The perspective that the SONRISE program takes on isms is very different from the perspective that many autism professionals as well as many families of those with autism take. We engage in something called joining. It means that when the child with autism is isming, we do the activity with them. We don't just mimic, however. We really get into it with them--whatever they are doing, we really try to understand it, and really do it with them, exactly as they are doing it, with the same real delight and enthusiasm and concentration with which they are doing the activity. It's our way of saying "We love you, and we think you ROCK, and we think whatever you do ROCKS, and in fact we feel that way so strongly that we want to do it with you.". It's also my belief and observation that when I really join a child with autism in their exclusive repetitious behaviour, I can in a sense almost make that behaviour more effective for them--so that whatever they are trying to get from that behaviour, for themselves, they actually somehow get more of it, faster. The end result is that they do the behaviour less. Many SONRISE mums and dads will bear witness to this--that when they started joining their children, their children's amount of isming went down. Of course there are no guarantees, but this makes a lot of sense to me.
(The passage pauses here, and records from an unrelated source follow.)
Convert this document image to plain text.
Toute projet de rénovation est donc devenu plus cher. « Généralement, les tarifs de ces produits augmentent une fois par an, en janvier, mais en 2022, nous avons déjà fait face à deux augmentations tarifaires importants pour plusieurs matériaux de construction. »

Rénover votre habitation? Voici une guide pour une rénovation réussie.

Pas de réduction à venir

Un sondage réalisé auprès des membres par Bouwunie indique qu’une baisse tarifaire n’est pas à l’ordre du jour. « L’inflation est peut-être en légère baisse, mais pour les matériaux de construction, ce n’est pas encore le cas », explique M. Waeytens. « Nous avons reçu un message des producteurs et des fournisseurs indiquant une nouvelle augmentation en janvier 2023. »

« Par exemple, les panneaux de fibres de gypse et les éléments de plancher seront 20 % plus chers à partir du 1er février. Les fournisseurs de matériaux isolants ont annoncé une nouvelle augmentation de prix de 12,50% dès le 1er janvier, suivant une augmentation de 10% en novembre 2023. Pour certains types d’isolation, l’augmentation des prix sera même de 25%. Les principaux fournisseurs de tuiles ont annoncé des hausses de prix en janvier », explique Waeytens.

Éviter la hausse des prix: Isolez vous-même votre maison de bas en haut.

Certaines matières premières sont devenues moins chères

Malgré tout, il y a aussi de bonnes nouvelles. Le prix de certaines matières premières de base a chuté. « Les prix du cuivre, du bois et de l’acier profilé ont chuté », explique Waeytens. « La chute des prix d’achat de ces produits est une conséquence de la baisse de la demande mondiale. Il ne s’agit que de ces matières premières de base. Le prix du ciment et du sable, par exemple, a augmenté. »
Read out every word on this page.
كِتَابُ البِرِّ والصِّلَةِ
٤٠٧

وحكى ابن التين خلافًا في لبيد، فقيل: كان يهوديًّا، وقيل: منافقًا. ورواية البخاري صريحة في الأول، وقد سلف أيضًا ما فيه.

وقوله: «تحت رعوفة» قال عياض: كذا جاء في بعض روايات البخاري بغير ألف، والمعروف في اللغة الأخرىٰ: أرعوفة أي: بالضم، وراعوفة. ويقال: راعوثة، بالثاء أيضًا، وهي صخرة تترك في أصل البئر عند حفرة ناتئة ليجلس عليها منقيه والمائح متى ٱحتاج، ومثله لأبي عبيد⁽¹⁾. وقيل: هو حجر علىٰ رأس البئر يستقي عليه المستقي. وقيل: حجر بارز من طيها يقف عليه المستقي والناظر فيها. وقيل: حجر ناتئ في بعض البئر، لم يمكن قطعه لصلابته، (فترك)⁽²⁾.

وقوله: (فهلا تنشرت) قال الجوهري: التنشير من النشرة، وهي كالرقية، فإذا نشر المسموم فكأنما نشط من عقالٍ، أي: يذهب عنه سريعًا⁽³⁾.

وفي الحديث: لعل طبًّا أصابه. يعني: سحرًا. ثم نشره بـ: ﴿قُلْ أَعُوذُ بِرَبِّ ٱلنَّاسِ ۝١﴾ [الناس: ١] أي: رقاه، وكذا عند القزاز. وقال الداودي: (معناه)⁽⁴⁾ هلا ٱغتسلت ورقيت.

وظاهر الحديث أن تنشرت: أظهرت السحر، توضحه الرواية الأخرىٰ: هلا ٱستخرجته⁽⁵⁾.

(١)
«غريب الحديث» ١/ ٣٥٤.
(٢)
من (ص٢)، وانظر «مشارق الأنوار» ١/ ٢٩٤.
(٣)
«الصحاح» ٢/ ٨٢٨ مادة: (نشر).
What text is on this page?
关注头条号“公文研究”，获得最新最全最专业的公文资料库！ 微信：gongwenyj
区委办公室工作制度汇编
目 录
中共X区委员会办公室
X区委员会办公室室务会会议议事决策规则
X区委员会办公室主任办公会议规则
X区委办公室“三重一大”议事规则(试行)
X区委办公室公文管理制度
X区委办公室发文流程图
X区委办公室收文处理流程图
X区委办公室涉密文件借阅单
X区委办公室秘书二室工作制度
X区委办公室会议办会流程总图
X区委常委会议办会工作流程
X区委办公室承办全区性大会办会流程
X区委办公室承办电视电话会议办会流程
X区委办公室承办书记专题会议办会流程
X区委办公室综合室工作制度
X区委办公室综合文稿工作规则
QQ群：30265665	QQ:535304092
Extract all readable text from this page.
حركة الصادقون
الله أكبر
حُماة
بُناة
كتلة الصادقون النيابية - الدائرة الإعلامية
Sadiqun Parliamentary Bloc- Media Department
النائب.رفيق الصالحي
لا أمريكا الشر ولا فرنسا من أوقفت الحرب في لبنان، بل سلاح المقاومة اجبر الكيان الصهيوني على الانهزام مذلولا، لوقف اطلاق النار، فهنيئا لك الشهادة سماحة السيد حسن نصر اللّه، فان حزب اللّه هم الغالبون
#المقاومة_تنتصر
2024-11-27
I'm much more willing and able to engage socially with others when my sensation is that they totally accept me and are totally stokishly happy to do whatever I want to do.
Anyway, today I was playing with a beautiful little boy on the spectrum, and he was doing this awesome ism for about 15 minutes, and I so enjoyed joining him that I wanted to share with you my experience:
N was standing on one side of the little wooden table, holding a shirt. He stayed standing, but he gently shifted position occasionally, as if to find the optimal position for what he wanted to do. So he'd move back from the table a little, and then move toward it a little. He'd move a bit to the right, and then a bit to the left. All the time during this he was deeply engaged in two things. Firstly he was deeply engaged in the tabletop. He was studying it like perhaps a master antique wooden table expert might study it, or perhaps a master lifelong carpenter who only ever built tables. Secondly, he was deeply engaged in the shirt he was holding, studying its texture, its edges, its shape and color and just deeply fascinated by it. It was as if he was looking for the perfect way and place to hold it in order to use it to engage with the table JUST SO. Then he would swing it in these perfect little circular swings against the table. Also during the entire time, he was vocalizing these beautiful vocalisms--kind of a fascinating vowel somewhere between "eee" and "aaaa". These vocalizations would go up and down in pitch and in loudness.
So I joined him in all these wondrous delightful things. I got a pink sari to use as he was using a shirt, and I got on my knees so I was about the same height as him from the table, and I became deeply absorbed by the patterns of the wood grain on the table top, and by the strange sweet music N and I were making, and by the shape and feel and colour and texture of my sari, and by how the shadows on the tabletop changed as I shifted, back and forth, left and right. Obviously I don't totally understand exactly what N is getting for himself from this exclusive activity, but I can say this--it feels deeply centering. I always feel somehow like I'm the lucky one, when N chooses to ISM while I'm the room with him--like he's sharing this profoundly beautiful experience he creates with me.